It is clear that 2009 has been a great year for the Gulf Cooperation Council (GCC) PR industry. It has been, arguably, a defining period that should be celebrated. The GCC economy generally fared better than almost every other part of the world and PR has been the least affected of all marketing disciplines.
The biggest cause for celebration, however, is that this year saw the PR industry in the GCC grow up. Here is a snapshot of how the jobs market has evolved in each major location.
As recently as summer 2008, the PR talent pool in Dubai featured a bewildering mix of overpaid, underqualified, dollar-chasing and often disloyal practitioners interspersed with glimmers of real talent. Great PR practitioners of every creed have always been here, but they were hard to find and even harder to keep hold of. Thanks to a strong dose of economic reality, hundreds of less skilled people have received something of a shock: redundancy, pay cuts and the need to compete hard on talent alone. This is welcome news: recruiters can now work with conscientious practitioners who take their careers seriously, and hiring managers can take their pick. Dubai really has come of age.
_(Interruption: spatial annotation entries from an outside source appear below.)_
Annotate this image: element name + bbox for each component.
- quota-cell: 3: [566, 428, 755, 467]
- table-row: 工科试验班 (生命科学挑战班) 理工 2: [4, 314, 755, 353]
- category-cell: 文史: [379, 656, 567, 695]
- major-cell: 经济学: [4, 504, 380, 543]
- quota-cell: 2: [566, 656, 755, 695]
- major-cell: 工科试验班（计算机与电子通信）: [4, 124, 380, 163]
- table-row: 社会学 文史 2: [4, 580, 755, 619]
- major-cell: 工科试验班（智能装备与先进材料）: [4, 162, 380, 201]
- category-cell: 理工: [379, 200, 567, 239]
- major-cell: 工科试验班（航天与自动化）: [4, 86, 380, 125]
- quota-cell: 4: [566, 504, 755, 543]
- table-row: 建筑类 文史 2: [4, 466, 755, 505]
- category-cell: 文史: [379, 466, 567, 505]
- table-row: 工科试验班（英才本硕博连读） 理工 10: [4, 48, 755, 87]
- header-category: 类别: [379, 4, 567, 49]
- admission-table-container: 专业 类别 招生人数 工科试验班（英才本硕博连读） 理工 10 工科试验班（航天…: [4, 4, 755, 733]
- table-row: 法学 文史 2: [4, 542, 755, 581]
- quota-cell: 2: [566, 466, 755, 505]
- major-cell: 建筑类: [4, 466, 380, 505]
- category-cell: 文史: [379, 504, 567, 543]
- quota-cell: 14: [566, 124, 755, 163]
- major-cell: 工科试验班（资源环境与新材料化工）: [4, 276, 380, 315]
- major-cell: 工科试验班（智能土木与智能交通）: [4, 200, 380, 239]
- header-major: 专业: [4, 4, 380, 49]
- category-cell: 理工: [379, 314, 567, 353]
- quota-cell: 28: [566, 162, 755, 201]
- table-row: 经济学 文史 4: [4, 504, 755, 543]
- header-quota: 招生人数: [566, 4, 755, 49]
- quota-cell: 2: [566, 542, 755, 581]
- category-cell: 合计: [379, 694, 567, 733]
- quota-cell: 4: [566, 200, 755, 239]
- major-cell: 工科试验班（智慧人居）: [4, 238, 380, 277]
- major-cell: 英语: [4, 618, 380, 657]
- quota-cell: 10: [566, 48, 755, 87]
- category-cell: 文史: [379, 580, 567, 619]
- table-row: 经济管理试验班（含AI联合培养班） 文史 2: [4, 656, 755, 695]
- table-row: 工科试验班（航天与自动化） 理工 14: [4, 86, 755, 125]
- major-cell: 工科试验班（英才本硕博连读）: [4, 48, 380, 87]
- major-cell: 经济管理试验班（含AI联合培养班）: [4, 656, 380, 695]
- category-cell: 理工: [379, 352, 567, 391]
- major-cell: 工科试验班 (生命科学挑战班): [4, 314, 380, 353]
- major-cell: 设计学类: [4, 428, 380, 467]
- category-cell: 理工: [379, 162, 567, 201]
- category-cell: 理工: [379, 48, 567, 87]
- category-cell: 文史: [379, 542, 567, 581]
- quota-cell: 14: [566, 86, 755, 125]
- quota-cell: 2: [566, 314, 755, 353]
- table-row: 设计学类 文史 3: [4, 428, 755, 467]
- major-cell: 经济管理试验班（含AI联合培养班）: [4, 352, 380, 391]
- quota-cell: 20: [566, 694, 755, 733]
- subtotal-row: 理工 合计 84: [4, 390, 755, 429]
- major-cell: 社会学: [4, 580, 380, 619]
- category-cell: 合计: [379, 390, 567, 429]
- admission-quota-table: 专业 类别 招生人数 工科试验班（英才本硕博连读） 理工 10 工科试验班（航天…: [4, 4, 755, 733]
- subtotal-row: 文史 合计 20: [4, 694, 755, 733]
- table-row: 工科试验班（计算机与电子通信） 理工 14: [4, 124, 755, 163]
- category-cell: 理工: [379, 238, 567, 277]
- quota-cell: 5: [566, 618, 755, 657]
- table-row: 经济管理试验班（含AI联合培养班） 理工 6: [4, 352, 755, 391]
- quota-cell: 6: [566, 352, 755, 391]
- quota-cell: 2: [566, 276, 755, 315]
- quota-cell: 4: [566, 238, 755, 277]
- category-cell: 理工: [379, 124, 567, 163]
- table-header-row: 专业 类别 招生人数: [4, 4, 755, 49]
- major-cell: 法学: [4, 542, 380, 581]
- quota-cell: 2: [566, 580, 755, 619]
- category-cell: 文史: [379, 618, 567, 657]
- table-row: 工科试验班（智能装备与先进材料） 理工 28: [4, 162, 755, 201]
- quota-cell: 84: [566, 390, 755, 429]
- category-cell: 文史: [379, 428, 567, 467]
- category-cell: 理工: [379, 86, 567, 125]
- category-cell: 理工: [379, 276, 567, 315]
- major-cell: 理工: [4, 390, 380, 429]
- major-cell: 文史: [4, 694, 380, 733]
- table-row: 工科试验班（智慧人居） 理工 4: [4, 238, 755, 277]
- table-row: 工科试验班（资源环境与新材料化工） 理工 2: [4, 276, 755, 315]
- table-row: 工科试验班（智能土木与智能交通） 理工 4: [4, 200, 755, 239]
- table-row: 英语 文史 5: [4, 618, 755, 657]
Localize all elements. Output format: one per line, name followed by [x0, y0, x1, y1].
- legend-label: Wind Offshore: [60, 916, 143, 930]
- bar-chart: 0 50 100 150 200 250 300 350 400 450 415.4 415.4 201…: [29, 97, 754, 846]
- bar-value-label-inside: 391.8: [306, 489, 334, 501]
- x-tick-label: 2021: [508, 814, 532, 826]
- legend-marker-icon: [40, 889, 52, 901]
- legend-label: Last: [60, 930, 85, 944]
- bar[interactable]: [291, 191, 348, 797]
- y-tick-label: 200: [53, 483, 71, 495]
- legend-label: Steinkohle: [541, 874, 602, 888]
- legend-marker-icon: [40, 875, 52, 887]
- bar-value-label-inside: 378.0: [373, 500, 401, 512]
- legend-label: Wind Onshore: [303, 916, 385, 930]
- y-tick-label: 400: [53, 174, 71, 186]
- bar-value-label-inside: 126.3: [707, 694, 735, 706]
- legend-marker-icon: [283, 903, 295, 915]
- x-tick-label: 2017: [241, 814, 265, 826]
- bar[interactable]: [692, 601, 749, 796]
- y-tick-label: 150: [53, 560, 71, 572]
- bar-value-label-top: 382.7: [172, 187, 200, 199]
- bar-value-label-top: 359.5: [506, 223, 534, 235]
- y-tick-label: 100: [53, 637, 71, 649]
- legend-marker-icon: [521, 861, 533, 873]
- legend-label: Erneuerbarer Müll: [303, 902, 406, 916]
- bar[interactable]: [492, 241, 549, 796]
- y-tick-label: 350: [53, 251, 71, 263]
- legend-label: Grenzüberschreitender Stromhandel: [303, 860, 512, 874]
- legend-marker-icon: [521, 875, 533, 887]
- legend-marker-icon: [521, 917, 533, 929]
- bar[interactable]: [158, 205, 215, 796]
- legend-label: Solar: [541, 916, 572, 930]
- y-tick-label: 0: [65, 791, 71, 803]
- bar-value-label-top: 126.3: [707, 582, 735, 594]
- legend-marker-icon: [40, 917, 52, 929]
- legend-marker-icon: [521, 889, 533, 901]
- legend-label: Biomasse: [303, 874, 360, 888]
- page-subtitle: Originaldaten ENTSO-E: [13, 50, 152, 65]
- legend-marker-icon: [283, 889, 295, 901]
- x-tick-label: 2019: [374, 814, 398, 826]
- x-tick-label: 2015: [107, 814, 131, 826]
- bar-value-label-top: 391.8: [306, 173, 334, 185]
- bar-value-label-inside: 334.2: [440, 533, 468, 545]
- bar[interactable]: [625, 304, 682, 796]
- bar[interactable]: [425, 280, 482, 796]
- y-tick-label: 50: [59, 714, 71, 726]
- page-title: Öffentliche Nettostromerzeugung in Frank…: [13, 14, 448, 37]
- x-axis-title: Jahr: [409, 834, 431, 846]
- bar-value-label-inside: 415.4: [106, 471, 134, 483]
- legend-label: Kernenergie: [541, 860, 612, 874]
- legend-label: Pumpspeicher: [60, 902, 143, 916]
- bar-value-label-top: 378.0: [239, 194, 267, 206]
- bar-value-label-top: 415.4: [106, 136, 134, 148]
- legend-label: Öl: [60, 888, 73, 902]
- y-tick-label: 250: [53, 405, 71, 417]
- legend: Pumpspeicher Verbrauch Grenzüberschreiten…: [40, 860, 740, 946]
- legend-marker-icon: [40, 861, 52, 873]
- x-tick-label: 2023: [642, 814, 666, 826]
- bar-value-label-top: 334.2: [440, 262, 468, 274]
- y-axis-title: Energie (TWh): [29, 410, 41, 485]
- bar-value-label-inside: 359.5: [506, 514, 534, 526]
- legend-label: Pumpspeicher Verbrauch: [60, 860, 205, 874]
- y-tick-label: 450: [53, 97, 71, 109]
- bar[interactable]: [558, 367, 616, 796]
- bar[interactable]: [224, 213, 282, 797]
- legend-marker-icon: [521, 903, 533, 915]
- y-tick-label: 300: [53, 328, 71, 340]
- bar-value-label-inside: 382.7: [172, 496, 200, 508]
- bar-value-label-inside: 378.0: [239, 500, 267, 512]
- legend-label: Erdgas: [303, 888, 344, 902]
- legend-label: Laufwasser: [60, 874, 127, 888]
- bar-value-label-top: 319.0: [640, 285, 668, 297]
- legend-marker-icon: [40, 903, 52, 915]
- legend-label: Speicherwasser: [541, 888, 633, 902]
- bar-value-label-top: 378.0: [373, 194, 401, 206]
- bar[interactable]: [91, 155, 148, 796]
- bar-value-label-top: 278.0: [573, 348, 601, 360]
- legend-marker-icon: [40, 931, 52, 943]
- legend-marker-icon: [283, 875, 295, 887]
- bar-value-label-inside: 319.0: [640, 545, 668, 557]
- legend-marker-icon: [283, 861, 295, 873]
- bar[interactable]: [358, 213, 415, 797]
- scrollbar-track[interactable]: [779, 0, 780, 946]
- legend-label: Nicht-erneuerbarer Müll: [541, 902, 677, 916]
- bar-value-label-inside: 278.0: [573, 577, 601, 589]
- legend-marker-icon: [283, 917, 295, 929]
Abu Dhabi is the UAE city du jour and every quality PR agency in the world knows it. Fleishman-Hillard opened its doors here in the middle of the biggest recession in living memory. Unemployed Dubai-based PROs now have a stark choice: keep waiting for a Dubai job and watch their savings shrink, or move to Abu Dhabi. Many now endure the daily commute. Salaries are skewed by the anti-free-market hiring of locals, but aside from that, the only real challenge is getting enough talented practitioners on board to cope with demand.
Kingdom of Saudi Arabia
A GDP of $469bn and more than 28 million inhabitants made focusing on the Kingdom of Saudi Arabia a no-brainer for the PR industry in 2009, but it is difficult to grow and sustain an agency here. Attracting and retaining talent is the biggest obstacle. Senior Western unmarried PROs are happy to work here for a while, but those with families rarely touch it. Sourcing senior Arab talent is difficult. Many wish to leave, and those who remain often lack the experience needed. It is hard to define a positive direction for our industry here. What is true is that its GDP growth and various infrastructure developments present an enticing challenge.
The evolution in Qatar is fascinating: its conservative culture and corporate politics make it a prickly market. While Qatar is clearly booming and in-house opportunities seem plentiful, many major government projects refuse to hire ex-pats, including Jordanians or Egyptians. Sourcing great people has become a problem. Crucially, however, Qatar has enjoyed the spotlight during 2009, thanks particularly to the Qatar Foundation and its myriad projects.
Some PR firms invested heavily in Bahrain this year by making senior hires; others complain of a shortage of business and downward pressure on fees. The general feeling is that it is hard work with diminishing returns. Luckily, many senior PR directors want to move here for lifestyle and cost reasons. The glut of senior talent coming in from the West means Bahrain can take its pick.
A tighter job market has worked wonders for the region's PR industry. It has introduced a new work ethic in many and burst the salary bubble for most - which is very good news.
VIEWS IN BRIEF
Which media have proved the most accurate/comprehensive in reporting the effects of recession in the Middle East?
The National (newspaper).
What organisation has enhanced its reputation this year by remaining open in its communications?
Mubadala would be the obvious choice. It is totally transparent with its earnings and patently listens to its advisers. It has a strong team and it continues to shine.
Has the development of internal communications progressed or regressed in the past 12 months? Why?
I can see no evidence of either happening this year.
- George Stothard is head of Middle Eastern operations at recruitment agency PRJS.